We live in an uneasy paradox. Modern military planners and technologists celebrate the promise of AI to reduce cognitive load, accelerate sensing to effects, and lower risk to human life. At the same time frontline personnel may refuse to accept machine recommendations when those recommendations err even once. That behavioural phenomenon, variously called algorithm aversion or AI denial, is not mere contrarianism. It is a psychologically grounded response with operational consequences that deserve careful theoretical and design attention.
Behavioral science shows a robust bias: humans punish algorithmic error more severely than comparable human error. In experiments where participants observed an algorithm and a human forecaster make identical mistakes, observers lost confidence in the algorithm faster and were more likely to abandon it despite superior aggregate performance. This is the core of algorithm aversion and it poses a direct challenge for adopting AI in high stakes settings like combat, where a single visible mistake can collapse trust in otherwise valuable tools.
The national security context intensifies these dynamics. Recent research that investigates automation bias and algorithm aversion in international security tasks finds a nonlinear relationship between prior exposure to AI and the probability of either overreliance or rejection. Individuals with little AI experience are more likely to be algorithm-averse, while those with moderate exposure may be prone to automation bias, that is, overtrust. This means that institutional experience, training, and the specific task all shape whether personnel will deny or over-depend on AI advice. The effect is not merely individual. Doctrine, procedures, and command culture embed incentives that either amplify or dampen these biases.
Why should militaries care about deliberate or emergent AI denial? The answer is pragmatic. Underuse of capable decision aids can slow reaction times, increase cognitive burden, and produce predictable errors. Overuse produces different risks. Automation bias can allow false positives to propagate unchecked, and institutionalized faith in a system can generate systemic failures. Both outcomes degrade resilience. Psychological resilience in combat is not the same as stubborn rejection of tools. Resilience is the capacity to use tools judiciously, to recognize their limits, and to recover from their failures. Achieving that requires design work, doctrine, and training that treat human judgement and AI outputs as complementary components of a socio-technical system.

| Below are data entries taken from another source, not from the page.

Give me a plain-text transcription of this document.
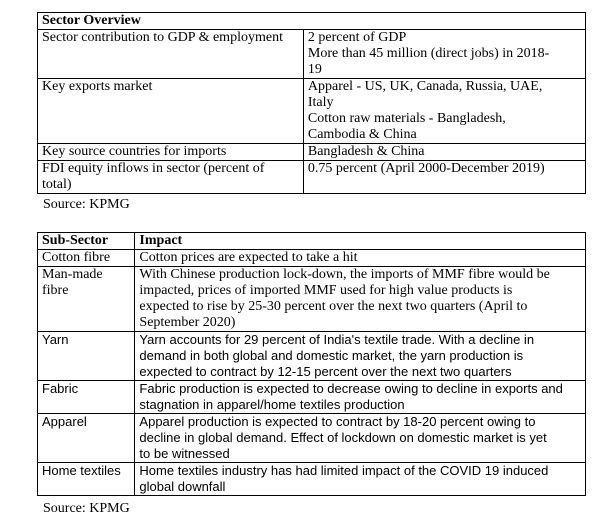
Sector Overview	
Sector contribution to GDP & employment	2 percent of GDP
More than 45 million (direct jobs) in 2018-
19

Key exports market	Apparel - US, UK, Canada, Russia, UAE,
Italy
Cotton raw materials - Bangladesh,
Cambodia & China

Key source countries for imports	Bangladesh & China

FDI equity inflows in sector (percent of
total)	0.75 percent (April 2000-December 2019)
Source: KPMG
Sub-Sector	Impact

Cotton fibre	Cotton prices are expected to take a hit

Man-made
fibre	With Chinese production lock-down, the imports of MMF fibre would be
impacted, prices of imported MMF used for high value products is
expected to rise by 25-30 percent over the next two quarters (April to
September 2020)

Yarn	Yarn accounts for 29 percent of India's textile trade. With a decline in
demand in both global and domestic market, the yarn production is
expected to contract by 12-15 percent over the next two quarters

Fabric	Fabric production is expected to decrease owing to decline in exports and
stagnation in apparel/home textiles production

Apparel	Apparel production is expected to contract by 18-20 percent owing to
decline in global demand. Effect of lockdown on domestic market is yet
to be witnessed

Home textiles	Home textiles industry has had limited impact of the COVID 19 induced
global downfall
Source: KPMG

Empirical work points to practical mitigations. First, transparency and intelligibility matter. Exposing operators to how a model reasons and to appropriate uncertainty estimates reduces the perception that AI mistakes are inscrutable. Second, demonstrating that an algorithm can learn and improve over time diminishes aversion. Experiments show that users are more willing to accept algorithmic assistance when the system can be seen to correct itself and adapt. Third, dynamic transparency that adjusts the amount of explanation provided based on operator workload and expertise helps calibrate trust in the moment. These interventions are not panaceas, but they form a toolbox for reducing unwarranted denial while guarding against automation bias.
Design and institutional recommendations follow from the preceding principles. Engineers should build interfaces that make error modes visible and that present confidence and provenance along with recommendations. Training should combine simulated exposure to both correct and incorrect AI outputs with debriefs that explain why the system erred and how it will change. Doctrine should formalize when human override is required and when AI advice should be privileged, and it should require after action logging so that decisions and the rationale for denial or acceptance are auditable. Finally, procurement must treat human factors and behavioural research as mission critical, not as optional extras to be tacked on after deployment. The literature on automation bias and algorithm aversion makes clear that technical performance alone will not determine operational impact.
There is an ethical and philosophical point that must not be elided. Psychological resilience should permit justified denial of automated recommendations. Sometimes rejection is courageously right. The problem arises when denial is irrational or when it is socially contagious and undercuts collective performance. The aim is therefore a calibrated scepticism that preserves moral agency and responsibility while allowing the best judgments to emerge from human-AI teams. That balance requires humility from technologists and rigor from commanders. It also requires that accountability structures reward justified override and penalize negligent dismissal.
In short, AI denial in combat is not a simple error to be stamped out. It is an expression of a deeper set of human responses to machine fallibility and institutional incentives. Effective resilience is not the absence of doubt. It is the ability to doubt well, to design systems that earn and deserve trust, and to create operational cultures that treat denial as a legitimate tactic when warranted and as a risk when reflexive. If military organizations commit to multidisciplinary design, rigorous training, and doctrinal clarity then they can turn the paradox of denial into an asset rather than a liability.